Germany’s industrial production posts a mild recovery after a sharp contraction earlier this year, but experts say the rebound is likely not sufficient enough, to reinvigorate the nation’s economy, and Berlin should take action to prevent a possible recession.
Kristian Rouz – Germany’s powerhouse economy gained some momentum after the brief turmoil of late 2018 – early 2019, but recovery remains feeble, as international trade woes continue to weigh on the nation’s exports. Nonetheless, German industrial production rose in May, the most recent data show, suggesting the nation’s Q2 GDP reading could exceed earlier expectations.
According to the German Federal Statistics Office (FSO), the nation’s industrial output rose 0.3 per cent month-on-month in May, after a sharp 2-per cent decline in the previous month. However, it is still 3.7 per cent down year-on-year.

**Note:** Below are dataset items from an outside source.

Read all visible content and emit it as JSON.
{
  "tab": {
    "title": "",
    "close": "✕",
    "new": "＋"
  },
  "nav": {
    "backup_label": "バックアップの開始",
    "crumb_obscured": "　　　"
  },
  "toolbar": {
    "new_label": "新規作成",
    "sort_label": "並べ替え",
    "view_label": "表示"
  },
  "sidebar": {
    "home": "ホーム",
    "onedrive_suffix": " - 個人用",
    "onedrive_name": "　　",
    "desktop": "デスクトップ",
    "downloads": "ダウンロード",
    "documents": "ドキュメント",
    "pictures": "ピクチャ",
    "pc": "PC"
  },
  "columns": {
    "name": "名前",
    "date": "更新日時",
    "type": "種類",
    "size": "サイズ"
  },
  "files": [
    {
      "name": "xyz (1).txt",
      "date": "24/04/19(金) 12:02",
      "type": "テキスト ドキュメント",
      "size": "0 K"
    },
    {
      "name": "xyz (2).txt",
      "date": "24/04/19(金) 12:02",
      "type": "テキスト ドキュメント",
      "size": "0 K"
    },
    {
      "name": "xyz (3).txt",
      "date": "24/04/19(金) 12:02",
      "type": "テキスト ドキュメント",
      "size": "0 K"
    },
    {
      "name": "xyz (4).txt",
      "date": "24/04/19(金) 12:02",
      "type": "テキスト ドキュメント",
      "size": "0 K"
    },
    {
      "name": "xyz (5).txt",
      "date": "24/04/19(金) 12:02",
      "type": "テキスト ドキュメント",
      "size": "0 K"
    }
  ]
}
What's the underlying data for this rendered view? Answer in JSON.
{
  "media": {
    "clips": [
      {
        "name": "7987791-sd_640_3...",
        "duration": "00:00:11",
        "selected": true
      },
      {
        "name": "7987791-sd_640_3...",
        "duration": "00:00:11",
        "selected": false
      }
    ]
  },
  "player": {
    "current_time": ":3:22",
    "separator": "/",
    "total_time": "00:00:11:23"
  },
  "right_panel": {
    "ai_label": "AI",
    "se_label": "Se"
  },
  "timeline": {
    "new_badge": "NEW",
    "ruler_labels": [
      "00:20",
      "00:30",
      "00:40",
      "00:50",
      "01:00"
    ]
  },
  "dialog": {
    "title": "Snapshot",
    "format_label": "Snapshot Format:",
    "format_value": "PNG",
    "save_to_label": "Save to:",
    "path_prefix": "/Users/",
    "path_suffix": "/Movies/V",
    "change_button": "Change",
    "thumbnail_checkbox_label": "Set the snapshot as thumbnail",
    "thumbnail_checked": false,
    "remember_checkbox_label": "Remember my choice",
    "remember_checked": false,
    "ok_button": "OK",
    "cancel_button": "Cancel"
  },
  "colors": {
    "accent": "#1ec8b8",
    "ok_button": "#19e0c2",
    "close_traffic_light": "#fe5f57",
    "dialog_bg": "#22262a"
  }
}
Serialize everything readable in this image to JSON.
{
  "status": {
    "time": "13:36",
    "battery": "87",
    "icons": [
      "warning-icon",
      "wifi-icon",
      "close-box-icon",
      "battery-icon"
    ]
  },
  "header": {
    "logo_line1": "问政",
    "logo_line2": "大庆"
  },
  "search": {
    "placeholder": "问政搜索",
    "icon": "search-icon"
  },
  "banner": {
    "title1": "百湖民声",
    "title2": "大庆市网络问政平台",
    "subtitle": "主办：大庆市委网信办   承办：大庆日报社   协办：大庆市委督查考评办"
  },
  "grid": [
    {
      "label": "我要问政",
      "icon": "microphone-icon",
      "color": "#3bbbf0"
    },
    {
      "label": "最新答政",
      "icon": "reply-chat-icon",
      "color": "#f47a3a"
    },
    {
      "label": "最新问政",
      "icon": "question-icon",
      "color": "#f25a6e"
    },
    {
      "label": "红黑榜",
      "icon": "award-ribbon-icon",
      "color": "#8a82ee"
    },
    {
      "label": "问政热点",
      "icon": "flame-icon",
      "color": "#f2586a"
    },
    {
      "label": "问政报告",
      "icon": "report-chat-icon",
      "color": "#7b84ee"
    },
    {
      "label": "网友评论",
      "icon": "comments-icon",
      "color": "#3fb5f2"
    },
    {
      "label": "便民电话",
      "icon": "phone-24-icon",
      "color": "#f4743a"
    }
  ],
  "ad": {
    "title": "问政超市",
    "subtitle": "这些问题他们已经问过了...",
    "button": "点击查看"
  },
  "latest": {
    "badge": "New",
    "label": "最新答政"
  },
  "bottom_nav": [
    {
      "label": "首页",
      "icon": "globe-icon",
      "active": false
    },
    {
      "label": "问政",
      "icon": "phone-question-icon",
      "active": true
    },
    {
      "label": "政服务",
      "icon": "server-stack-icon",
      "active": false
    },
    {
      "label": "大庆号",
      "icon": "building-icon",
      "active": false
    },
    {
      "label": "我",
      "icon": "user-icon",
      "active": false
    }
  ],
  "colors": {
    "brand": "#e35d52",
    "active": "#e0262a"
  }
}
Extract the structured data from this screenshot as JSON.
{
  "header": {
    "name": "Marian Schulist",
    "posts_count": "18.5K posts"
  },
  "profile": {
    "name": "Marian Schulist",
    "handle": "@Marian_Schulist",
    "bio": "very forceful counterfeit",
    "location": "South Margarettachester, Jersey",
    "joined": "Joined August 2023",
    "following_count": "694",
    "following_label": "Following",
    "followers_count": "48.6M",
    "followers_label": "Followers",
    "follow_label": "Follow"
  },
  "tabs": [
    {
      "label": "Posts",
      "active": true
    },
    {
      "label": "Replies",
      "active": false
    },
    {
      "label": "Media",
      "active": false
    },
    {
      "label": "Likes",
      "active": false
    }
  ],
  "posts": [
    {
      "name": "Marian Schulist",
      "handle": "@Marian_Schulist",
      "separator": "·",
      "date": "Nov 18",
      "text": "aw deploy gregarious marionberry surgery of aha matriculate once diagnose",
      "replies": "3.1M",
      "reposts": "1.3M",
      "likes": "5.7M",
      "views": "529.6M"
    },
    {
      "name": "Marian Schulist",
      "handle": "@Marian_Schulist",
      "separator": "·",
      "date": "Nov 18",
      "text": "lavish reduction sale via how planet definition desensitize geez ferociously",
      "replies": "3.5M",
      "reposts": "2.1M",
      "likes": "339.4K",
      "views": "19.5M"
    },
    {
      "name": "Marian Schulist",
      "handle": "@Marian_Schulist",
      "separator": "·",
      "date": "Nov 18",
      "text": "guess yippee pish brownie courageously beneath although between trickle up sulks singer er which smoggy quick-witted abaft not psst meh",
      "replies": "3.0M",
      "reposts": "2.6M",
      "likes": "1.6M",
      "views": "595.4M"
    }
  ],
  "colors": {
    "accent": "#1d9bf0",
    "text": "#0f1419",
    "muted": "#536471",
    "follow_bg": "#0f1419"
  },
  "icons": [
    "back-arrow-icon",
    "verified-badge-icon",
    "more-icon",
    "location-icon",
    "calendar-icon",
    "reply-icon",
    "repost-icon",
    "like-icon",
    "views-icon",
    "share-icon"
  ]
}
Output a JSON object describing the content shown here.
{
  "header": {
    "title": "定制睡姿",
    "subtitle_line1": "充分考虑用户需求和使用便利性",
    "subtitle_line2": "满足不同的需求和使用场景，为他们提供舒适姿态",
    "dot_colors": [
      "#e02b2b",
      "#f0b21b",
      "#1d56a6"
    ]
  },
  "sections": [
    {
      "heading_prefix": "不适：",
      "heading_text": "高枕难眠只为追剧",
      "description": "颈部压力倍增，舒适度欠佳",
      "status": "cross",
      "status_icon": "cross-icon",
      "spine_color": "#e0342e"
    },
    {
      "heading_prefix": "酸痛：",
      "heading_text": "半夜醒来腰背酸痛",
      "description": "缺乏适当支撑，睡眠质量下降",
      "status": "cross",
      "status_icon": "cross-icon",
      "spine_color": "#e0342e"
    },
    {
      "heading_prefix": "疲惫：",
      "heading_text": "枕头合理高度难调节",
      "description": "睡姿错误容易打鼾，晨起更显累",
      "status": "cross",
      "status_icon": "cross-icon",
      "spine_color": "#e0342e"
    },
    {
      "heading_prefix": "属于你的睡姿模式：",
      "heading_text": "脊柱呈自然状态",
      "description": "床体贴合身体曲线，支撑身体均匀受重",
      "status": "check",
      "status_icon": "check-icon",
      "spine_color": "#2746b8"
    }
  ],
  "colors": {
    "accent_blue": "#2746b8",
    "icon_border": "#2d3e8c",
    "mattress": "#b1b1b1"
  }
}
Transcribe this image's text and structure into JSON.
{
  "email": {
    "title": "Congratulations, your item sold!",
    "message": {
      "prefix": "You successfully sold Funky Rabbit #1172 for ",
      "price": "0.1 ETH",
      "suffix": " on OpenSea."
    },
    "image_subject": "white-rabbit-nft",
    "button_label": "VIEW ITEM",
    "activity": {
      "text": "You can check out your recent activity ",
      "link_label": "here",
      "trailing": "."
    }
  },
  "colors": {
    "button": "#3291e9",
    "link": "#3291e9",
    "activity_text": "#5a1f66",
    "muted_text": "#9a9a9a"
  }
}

Excluding the seasonally-sensitive construction and energy sectors, German industrial output rose 0.9 per cent, and production of capital goods rose a solid 2 per cent.
However, economists are not impressed.
“It now looks almost certain that industrial production declined in the second quarter overall, contributing to a sharp slowdown in German GDP growth, if not an outright contraction,” Andrew Kenningham of Capital Economics said.
Experts say the lingering Brexit uncertainty, trade tensions between the US and China, and an overall economic slowdown across the EU have all contributed to the ongoing economic slowdown in Germany, The latest batch of data, albeit bucking the trend somewhat, does not appear to be enough to reverse the broader tendency, as Germany may be nearing a recession.
Still, the FSO reported that German exports rose 1.1 per cent month-on-month in May – compared to 0.5-per cent growth predicted earlier. Additionally, German imports dropped 0.5 per cent, contributing to a $20.99-billion rise in Germany’s trade surplus.
In the first quarter of this year, the German GDP rose 0.4 per cent as solid consumer spending made up for the turmoil in manufacturing. Now, the German Bundesbank forecasts a mild contraction in Q2 of 2019.
Economists say Bundesbank, along with the European Central Bank (ECB) could enact an additional monetary stimulus, or at least delay the planned policy normalisation, in the wake of German turmoil. Additionally, the German federal government could introduce limited fiscal stimulus to support its ailing industries.
Separately, German industrial orders dropped 2.2 per cent in May, pointing to a cooling demand for German manufactured goods and a likely drop in exports going forward.
“As other economic indicators have also disappointed, the prospect of a decline in economic performance is increasing,” Alexander Krueger of Bankhaus Lampe said. “Growth forecasts are likely to be further reduced.”
Additionally, a report by German think-tank Ifo found German manufacturers may reduce the number of hours worked at their facilities in the coming months – a move that would prevent factory lay-offs, but it would also hurt the purchasing power of German households.
This could contribute to further erosion in German manufacturing output, while consumer spending would also suffer – likely affecting the retail sector. In this light, a full-blown recession, or two consecutive quarters of GDP contraction, could be likely.
On the upside, some economists say a modest industrial rebound in May could be followed by stronger performance in the following months.
“It could have been worse and the increase in production in the manufacturing industry, in particular, indicates that it’s not all shock-and-awe in German industry,” Carsten Brzeski of ING Germany said.
Germany’s positive foreign trade balance, solid labour market, and firm presence in Eastern European markets could potentially offset some of the longer-term risks posed by Brexit or global trade woes.
Still, some say only a trade deal between the EU and the US could bring Germany back to sustainable growth in the years to come.